“Become known for being an effective trustee, not as the person with a visual impairment on the board”
This is the advice from Alun Davis who has served as a trustee on multiple local organisations for more than three decades.
Alun, born a proud Welshman and now living in Bristol for the last 30 years, started losing his sight at 14 due to a genetic condition and went totally blind aged 18.
After being one of its first paid staff 27 years ago, Alun returned to the West of England Centre for Inclusive Living (WECIL) as a trustee in February 2019. This award winning, user led organisation is dedicated to supporting independent living to create a more inclusive society.
Alun is the only person with a visual impairment on WECIL’s board. He said: “I would like to see more Disabled people in public roles. Not just on boards of organisations that campaign around Disabled people’s issues but in mainstream activity. Disabled people being seen to be active and effective is a good thing and will help change public perception.
“The reason I am on the board is to be a competent effective trustee. As a trustee I genuinely understand what the organisation is there for and I enjoy being part of these structures. I know I have much to contribute through my experience and knowledge. I strive to be the best quality trustee that I possibly can be.”
In terms of his understanding of his role as a trustee Alun explains: “Transparent governance is key within any charity and voluntary organisation. Our role as trustee is to take a strategic view on where the organisation is going, ensure its policies are correct and it remains solvent. It is very important as a trustee you understand you are not there to get involved in day-to-day management issues. Many people become trustees because they are passionate about the cause the organisation is working on. I would ask anyone who is getting involved for those reasons to try and get a bit of detachment – otherwise you will get frustrated.
“My advice to any prospective trustee is to be clear on why you want to do it. Understand the organisation in advance. Look at its practises and policies, and maybe chat in advance with the chair. Don’t expect people outside the sight loss sector to understand VI issues. As long as you are competent, effective and can do the job, your visual impairment is irrelevant – providing your access needs are met.”
He believes he has influenced the accessible practises of the boards in which he has served. He said: “When I first became a trustee the challenges were greater in that it was harder to make papers and materials accessible. As digital technology has developed, it has made life easier. Boards members know to send any presentations in advance and do indicate who they are as they speak in meetings.”

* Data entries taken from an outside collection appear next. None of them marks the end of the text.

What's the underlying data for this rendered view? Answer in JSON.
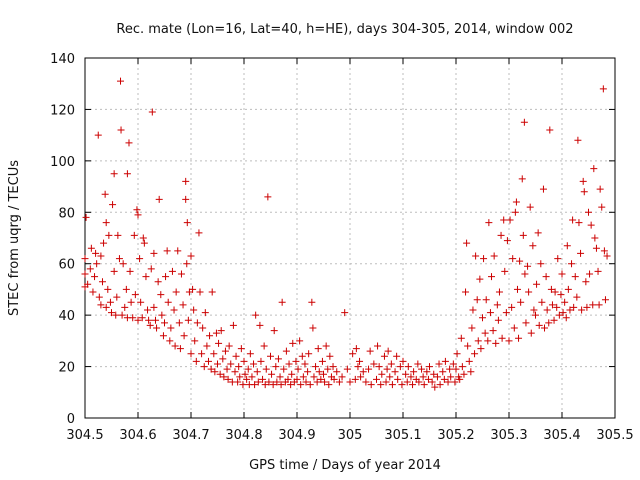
{
  "chart_data": {
    "type": "scatter",
    "title": "Rec. mate (Lon=16, Lat=40, h=HE), days 304-305, 2014, window 002",
    "xlabel": "GPS time / Days of year 2014",
    "ylabel": "STEC from uqrg / TECUs",
    "xlim": [
      304.5,
      305.5
    ],
    "ylim": [
      0,
      140
    ],
    "xticks": [
      "304.5",
      "304.6",
      "304.7",
      "304.8",
      "304.9",
      "305",
      "305.1",
      "305.2",
      "305.3",
      "305.4",
      "305.5"
    ],
    "yticks": [
      "0",
      "20",
      "40",
      "60",
      "80",
      "100",
      "120",
      "140"
    ],
    "grid": true,
    "marker": "+",
    "color": "#cc0000",
    "points": [
      [
        304.5,
        51
      ],
      [
        304.5,
        56
      ],
      [
        304.5,
        62
      ],
      [
        304.502,
        78
      ],
      [
        304.505,
        52
      ],
      [
        304.51,
        58
      ],
      [
        304.512,
        66
      ],
      [
        304.515,
        49
      ],
      [
        304.518,
        55
      ],
      [
        304.52,
        64
      ],
      [
        304.522,
        60
      ],
      [
        304.525,
        110
      ],
      [
        304.527,
        47
      ],
      [
        304.53,
        44
      ],
      [
        304.53,
        63
      ],
      [
        304.533,
        53
      ],
      [
        304.535,
        68
      ],
      [
        304.538,
        87
      ],
      [
        304.54,
        43
      ],
      [
        304.54,
        76
      ],
      [
        304.543,
        50
      ],
      [
        304.545,
        71
      ],
      [
        304.548,
        45
      ],
      [
        304.55,
        41
      ],
      [
        304.552,
        83
      ],
      [
        304.555,
        95
      ],
      [
        304.555,
        57
      ],
      [
        304.558,
        40
      ],
      [
        304.56,
        47
      ],
      [
        304.562,
        71
      ],
      [
        304.565,
        62
      ],
      [
        304.567,
        131
      ],
      [
        304.568,
        112
      ],
      [
        304.57,
        40
      ],
      [
        304.572,
        60
      ],
      [
        304.575,
        43
      ],
      [
        304.578,
        50
      ],
      [
        304.58,
        95
      ],
      [
        304.58,
        39
      ],
      [
        304.583,
        107
      ],
      [
        304.585,
        57
      ],
      [
        304.587,
        45
      ],
      [
        304.59,
        39
      ],
      [
        304.593,
        71
      ],
      [
        304.595,
        48
      ],
      [
        304.598,
        81
      ],
      [
        304.6,
        79
      ],
      [
        304.6,
        38
      ],
      [
        304.603,
        62
      ],
      [
        304.605,
        45
      ],
      [
        304.608,
        39
      ],
      [
        304.61,
        70
      ],
      [
        304.612,
        68
      ],
      [
        304.615,
        55
      ],
      [
        304.618,
        42
      ],
      [
        304.62,
        38
      ],
      [
        304.623,
        36
      ],
      [
        304.625,
        58
      ],
      [
        304.627,
        119
      ],
      [
        304.63,
        64
      ],
      [
        304.63,
        43
      ],
      [
        304.633,
        38
      ],
      [
        304.635,
        35
      ],
      [
        304.638,
        53
      ],
      [
        304.64,
        85
      ],
      [
        304.643,
        48
      ],
      [
        304.645,
        40
      ],
      [
        304.648,
        32
      ],
      [
        304.65,
        37
      ],
      [
        304.652,
        55
      ],
      [
        304.655,
        65
      ],
      [
        304.657,
        45
      ],
      [
        304.66,
        30
      ],
      [
        304.662,
        35
      ],
      [
        304.665,
        57
      ],
      [
        304.668,
        42
      ],
      [
        304.67,
        28
      ],
      [
        304.672,
        49
      ],
      [
        304.675,
        65
      ],
      [
        304.678,
        37
      ],
      [
        304.68,
        27
      ],
      [
        304.682,
        56
      ],
      [
        304.685,
        44
      ],
      [
        304.687,
        32
      ],
      [
        304.69,
        92
      ],
      [
        304.69,
        85
      ],
      [
        304.692,
        60
      ],
      [
        304.693,
        76
      ],
      [
        304.695,
        38
      ],
      [
        304.697,
        49
      ],
      [
        304.7,
        25
      ],
      [
        304.7,
        63
      ],
      [
        304.703,
        50
      ],
      [
        304.705,
        42
      ],
      [
        304.707,
        30
      ],
      [
        304.71,
        22
      ],
      [
        304.712,
        37
      ],
      [
        304.715,
        72
      ],
      [
        304.717,
        49
      ],
      [
        304.72,
        25
      ],
      [
        304.722,
        35
      ],
      [
        304.725,
        20
      ],
      [
        304.727,
        41
      ],
      [
        304.73,
        28
      ],
      [
        304.733,
        22
      ],
      [
        304.735,
        32
      ],
      [
        304.738,
        19
      ],
      [
        304.74,
        49
      ],
      [
        304.743,
        25
      ],
      [
        304.745,
        18
      ],
      [
        304.748,
        33
      ],
      [
        304.75,
        21
      ],
      [
        304.752,
        29
      ],
      [
        304.755,
        17
      ],
      [
        304.757,
        34
      ],
      [
        304.76,
        23
      ],
      [
        304.762,
        16
      ],
      [
        304.765,
        26
      ],
      [
        304.768,
        19
      ],
      [
        304.77,
        15
      ],
      [
        304.772,
        28
      ],
      [
        304.775,
        21
      ],
      [
        304.778,
        14
      ],
      [
        304.78,
        36
      ],
      [
        304.783,
        18
      ],
      [
        304.785,
        24
      ],
      [
        304.788,
        14
      ],
      [
        304.79,
        20
      ],
      [
        304.792,
        16
      ],
      [
        304.795,
        27
      ],
      [
        304.798,
        13
      ],
      [
        304.8,
        22
      ],
      [
        304.802,
        17
      ],
      [
        304.805,
        15
      ],
      [
        304.808,
        19
      ],
      [
        304.81,
        13
      ],
      [
        304.812,
        25
      ],
      [
        304.815,
        16
      ],
      [
        304.818,
        21
      ],
      [
        304.82,
        13
      ],
      [
        304.822,
        40
      ],
      [
        304.825,
        18
      ],
      [
        304.827,
        14
      ],
      [
        304.83,
        36
      ],
      [
        304.832,
        22
      ],
      [
        304.835,
        15
      ],
      [
        304.838,
        28
      ],
      [
        304.84,
        13
      ],
      [
        304.842,
        19
      ],
      [
        304.845,
        86
      ],
      [
        304.847,
        14
      ],
      [
        304.85,
        24
      ],
      [
        304.852,
        17
      ],
      [
        304.855,
        13
      ],
      [
        304.857,
        34
      ],
      [
        304.86,
        20
      ],
      [
        304.862,
        14
      ],
      [
        304.865,
        23
      ],
      [
        304.868,
        16
      ],
      [
        304.87,
        13
      ],
      [
        304.872,
        45
      ],
      [
        304.875,
        19
      ],
      [
        304.878,
        14
      ],
      [
        304.88,
        26
      ],
      [
        304.883,
        15
      ],
      [
        304.885,
        21
      ],
      [
        304.888,
        13
      ],
      [
        304.89,
        17
      ],
      [
        304.892,
        29
      ],
      [
        304.895,
        14
      ],
      [
        304.898,
        22
      ],
      [
        304.9,
        15
      ],
      [
        304.902,
        19
      ],
      [
        304.905,
        30
      ],
      [
        304.907,
        13
      ],
      [
        304.91,
        24
      ],
      [
        304.912,
        16
      ],
      [
        304.915,
        21
      ],
      [
        304.917,
        14
      ],
      [
        304.92,
        18
      ],
      [
        304.922,
        25
      ],
      [
        304.925,
        13
      ],
      [
        304.928,
        45
      ],
      [
        304.93,
        35
      ],
      [
        304.932,
        16
      ],
      [
        304.935,
        20
      ],
      [
        304.938,
        14
      ],
      [
        304.94,
        27
      ],
      [
        304.942,
        18
      ],
      [
        304.945,
        15
      ],
      [
        304.948,
        22
      ],
      [
        304.95,
        17
      ],
      [
        304.952,
        14
      ],
      [
        304.955,
        28
      ],
      [
        304.958,
        19
      ],
      [
        304.96,
        13
      ],
      [
        304.962,
        24
      ],
      [
        304.965,
        16
      ],
      [
        304.968,
        20
      ],
      [
        304.97,
        15
      ],
      [
        304.975,
        18
      ],
      [
        304.98,
        14
      ],
      [
        304.985,
        16
      ],
      [
        304.99,
        41
      ],
      [
        304.995,
        19
      ],
      [
        305.0,
        14
      ],
      [
        305.005,
        25
      ],
      [
        305.01,
        15
      ],
      [
        305.012,
        27
      ],
      [
        305.015,
        20
      ],
      [
        305.018,
        22
      ],
      [
        305.02,
        16
      ],
      [
        305.025,
        18
      ],
      [
        305.03,
        14
      ],
      [
        305.035,
        19
      ],
      [
        305.038,
        26
      ],
      [
        305.04,
        13
      ],
      [
        305.045,
        21
      ],
      [
        305.05,
        15
      ],
      [
        305.052,
        28
      ],
      [
        305.055,
        20
      ],
      [
        305.058,
        13
      ],
      [
        305.06,
        17
      ],
      [
        305.065,
        24
      ],
      [
        305.068,
        14
      ],
      [
        305.07,
        19
      ],
      [
        305.072,
        26
      ],
      [
        305.075,
        16
      ],
      [
        305.078,
        21
      ],
      [
        305.08,
        13
      ],
      [
        305.085,
        18
      ],
      [
        305.088,
        24
      ],
      [
        305.09,
        15
      ],
      [
        305.095,
        20
      ],
      [
        305.098,
        13
      ],
      [
        305.1,
        22
      ],
      [
        305.105,
        17
      ],
      [
        305.108,
        14
      ],
      [
        305.11,
        20
      ],
      [
        305.115,
        16
      ],
      [
        305.118,
        13
      ],
      [
        305.12,
        18
      ],
      [
        305.125,
        15
      ],
      [
        305.128,
        21
      ],
      [
        305.13,
        14
      ],
      [
        305.135,
        19
      ],
      [
        305.138,
        16
      ],
      [
        305.14,
        13
      ],
      [
        305.145,
        18
      ],
      [
        305.148,
        15
      ],
      [
        305.15,
        20
      ],
      [
        305.155,
        14
      ],
      [
        305.158,
        17
      ],
      [
        305.16,
        12
      ],
      [
        305.165,
        16
      ],
      [
        305.168,
        21
      ],
      [
        305.17,
        13
      ],
      [
        305.175,
        18
      ],
      [
        305.178,
        15
      ],
      [
        305.18,
        22
      ],
      [
        305.185,
        14
      ],
      [
        305.188,
        19
      ],
      [
        305.19,
        16
      ],
      [
        305.195,
        21
      ],
      [
        305.198,
        14
      ],
      [
        305.2,
        19
      ],
      [
        305.202,
        25
      ],
      [
        305.205,
        16
      ],
      [
        305.207,
        15
      ],
      [
        305.21,
        31
      ],
      [
        305.212,
        20
      ],
      [
        305.215,
        17
      ],
      [
        305.218,
        49
      ],
      [
        305.22,
        68
      ],
      [
        305.222,
        28
      ],
      [
        305.225,
        22
      ],
      [
        305.228,
        18
      ],
      [
        305.23,
        35
      ],
      [
        305.232,
        42
      ],
      [
        305.235,
        25
      ],
      [
        305.237,
        63
      ],
      [
        305.24,
        46
      ],
      [
        305.242,
        30
      ],
      [
        305.245,
        54
      ],
      [
        305.247,
        27
      ],
      [
        305.25,
        39
      ],
      [
        305.252,
        62
      ],
      [
        305.255,
        33
      ],
      [
        305.257,
        46
      ],
      [
        305.26,
        30
      ],
      [
        305.262,
        76
      ],
      [
        305.265,
        41
      ],
      [
        305.267,
        55
      ],
      [
        305.27,
        34
      ],
      [
        305.272,
        63
      ],
      [
        305.275,
        29
      ],
      [
        305.278,
        44
      ],
      [
        305.28,
        38
      ],
      [
        305.282,
        49
      ],
      [
        305.285,
        71
      ],
      [
        305.287,
        31
      ],
      [
        305.29,
        77
      ],
      [
        305.292,
        57
      ],
      [
        305.295,
        41
      ],
      [
        305.297,
        69
      ],
      [
        305.3,
        30
      ],
      [
        305.302,
        77
      ],
      [
        305.305,
        43
      ],
      [
        305.307,
        62
      ],
      [
        305.31,
        35
      ],
      [
        305.312,
        80
      ],
      [
        305.314,
        84
      ],
      [
        305.316,
        50
      ],
      [
        305.318,
        31
      ],
      [
        305.32,
        61
      ],
      [
        305.322,
        45
      ],
      [
        305.325,
        93
      ],
      [
        305.327,
        71
      ],
      [
        305.329,
        115
      ],
      [
        305.33,
        56
      ],
      [
        305.332,
        37
      ],
      [
        305.335,
        59
      ],
      [
        305.337,
        49
      ],
      [
        305.34,
        82
      ],
      [
        305.342,
        33
      ],
      [
        305.345,
        67
      ],
      [
        305.347,
        42
      ],
      [
        305.35,
        40
      ],
      [
        305.352,
        52
      ],
      [
        305.355,
        72
      ],
      [
        305.357,
        36
      ],
      [
        305.36,
        60
      ],
      [
        305.362,
        45
      ],
      [
        305.365,
        89
      ],
      [
        305.367,
        35
      ],
      [
        305.37,
        55
      ],
      [
        305.372,
        42
      ],
      [
        305.375,
        37
      ],
      [
        305.377,
        112
      ],
      [
        305.38,
        50
      ],
      [
        305.382,
        44
      ],
      [
        305.385,
        38
      ],
      [
        305.387,
        49
      ],
      [
        305.39,
        43
      ],
      [
        305.392,
        62
      ],
      [
        305.395,
        40
      ],
      [
        305.398,
        48
      ],
      [
        305.4,
        56
      ],
      [
        305.402,
        41
      ],
      [
        305.405,
        45
      ],
      [
        305.408,
        39
      ],
      [
        305.41,
        67
      ],
      [
        305.412,
        50
      ],
      [
        305.415,
        42
      ],
      [
        305.418,
        60
      ],
      [
        305.42,
        77
      ],
      [
        305.422,
        43
      ],
      [
        305.425,
        55
      ],
      [
        305.428,
        47
      ],
      [
        305.43,
        108
      ],
      [
        305.432,
        76
      ],
      [
        305.435,
        64
      ],
      [
        305.437,
        42
      ],
      [
        305.44,
        92
      ],
      [
        305.442,
        88
      ],
      [
        305.445,
        53
      ],
      [
        305.447,
        43
      ],
      [
        305.45,
        80
      ],
      [
        305.452,
        56
      ],
      [
        305.455,
        75
      ],
      [
        305.458,
        44
      ],
      [
        305.46,
        97
      ],
      [
        305.462,
        70
      ],
      [
        305.465,
        66
      ],
      [
        305.468,
        57
      ],
      [
        305.47,
        44
      ],
      [
        305.472,
        89
      ],
      [
        305.475,
        82
      ],
      [
        305.478,
        128
      ],
      [
        305.48,
        65
      ],
      [
        305.482,
        46
      ],
      [
        305.485,
        63
      ]
    ]
  }
}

He went on to mention some of his own strategies for being comfortable at meetings and therefore the most effective operator he can be: “Whenever I attend a management committee I arrive early so I can choose my seat and familiarise myself with the environment. I tend to sit near the door at the head of table so I can hear where people are speaking from and can leave the room without having to get around people.”
In addition to the trusteeships, Alun has always worked full time. In the 33 years Alun has worked, he has had only six months not in employment. He spent much of this time working in social services before joining Thomas Pocklington Trust as the Engagement Manager for the West of England Sight Loss Councils in November 2018.
He said: “When I started as a social worker, I had Braille keyboards to enable me to take notes. I became a user of the screen-reading software Jaws in 1998 and have used it ever since. This, combined with the move in all organisations to doing things electronically, has made me less dependent on support workers to read content to me.”
Like many Disabled people Alun has experienced some discrimination in getting jobs and in the workplace. He believes the economic climate following COVID-19 will probably exacerbate this but could also create opportunities. He explained: “Virtual platforms such as Zoom are definitely accessible to people with a visual impairment. Many companies are shifting to staff permanently home working and, providing the employer supplies the accessible equipment, this could make someone with a visual impairment a much more equal candidate.
Home working will also take away the stress and complication of commuting and having to use Access to Work, which can be very challenging. As someone who is totally blind, talking to people over Zoom is no different than being face-to-face – it is much more my environment.”
His final piece of advice to blind and partially sighted people considering becoming a trustee: “If you are going into an organisation which has no experience of VI issues or Disabled people, you may find them reticent and uncertain at first. Be good at what you are there to do. Your role is to be a trustee and not to necessarily raise VI issues. Become known for being an effective trustee, not as the person with a visual impairment on the board.”